The broker-switch pages on rovia.money — one per company — walk through the mechanical migration step by step: GoogleMetaMicrosoftAmazonAppleNetflix.

Frequently asked questions

Do I also owe US tax on my RSU vest?

Generally no, if you're a tax non-resident of the US and have filed Form W-8BEN with your broker. Under the India-US DTAA, India has full taxing rights on RSU vest income earned while you're an Indian resident. The US only withholds on dividends (25% under treaty).

What if I worked in the US and moved back to India mid-vest?

Allocation rules apply. The portion of the RSU that vested while you were a US tax resident is US-taxable; the portion vesting after you became an Indian resident is India-taxable. The split is typically pro-rated by days.
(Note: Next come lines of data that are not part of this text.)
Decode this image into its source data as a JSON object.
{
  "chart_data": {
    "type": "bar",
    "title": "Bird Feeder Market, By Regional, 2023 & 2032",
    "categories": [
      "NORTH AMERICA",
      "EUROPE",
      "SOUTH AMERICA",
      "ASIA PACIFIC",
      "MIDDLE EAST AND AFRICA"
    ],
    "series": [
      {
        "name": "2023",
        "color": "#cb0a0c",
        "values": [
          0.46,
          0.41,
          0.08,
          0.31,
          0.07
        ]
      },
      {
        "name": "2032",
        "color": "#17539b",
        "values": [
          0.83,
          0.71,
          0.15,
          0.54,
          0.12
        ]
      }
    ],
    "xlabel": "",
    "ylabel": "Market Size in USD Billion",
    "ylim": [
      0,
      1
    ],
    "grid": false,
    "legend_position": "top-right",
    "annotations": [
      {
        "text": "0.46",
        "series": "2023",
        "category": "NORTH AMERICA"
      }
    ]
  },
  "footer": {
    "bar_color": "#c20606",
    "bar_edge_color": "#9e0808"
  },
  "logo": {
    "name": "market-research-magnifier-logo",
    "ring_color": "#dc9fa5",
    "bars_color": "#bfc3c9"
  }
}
This is a CA-required conversation — do not DIY.

Does ESPP work the same way?

No. ESPP has its own perquisite mechanics — the discount is a perquisite at purchase, and the holding period for LTCG runs from the purchase date (not the offering date). Microsoft, Apple, Cisco, Intel offer ESPPs; Google, Meta, Amazon, Netflix do not. Worth a separate pillar.

Can I gift my RSUs to a family member to reduce tax?

Gifting vested shares to a spouse is allowed, but clubbing provisions under Section 64 apply — the capital gain on subsequent sale is taxed in your hands, not theirs. Gifting to adult children or parents avoids clubbing but transfers the taxable event entirely; consult a CA before doing this with large positions.

I haven't sold anything. Do I still owe tax?

Yes. The perquisite tax at vest is due regardless of sale. Many engineers are surprised that they owe tax on shares they have not liquidated. This is also why sell-to-cover exists — to ensure the tax can be paid.

My employer's Form 16 shows a different RSU value than my own RBI-TT-rate computation. Which is right?

The IT Department uses the RBI TT buying rate. If your employer used a different rate (broker spot, monthly average, etc.), you should file based on the RBI rate and adjust. If your employer over-deducted, you are owed a refund; if under-deducted, you owe top-up tax — and ideally pay before March 31 to avoid Section 234B/C interest.

Last reviewed June 1, 2026. Tax rules quoted reflect the Finance (No. 2) Act, 2024, as applicable for assessment year 2026-27 onwards. This article is informational and not personalised tax advice — your specific position should be reviewed by a qualified chartered accountant.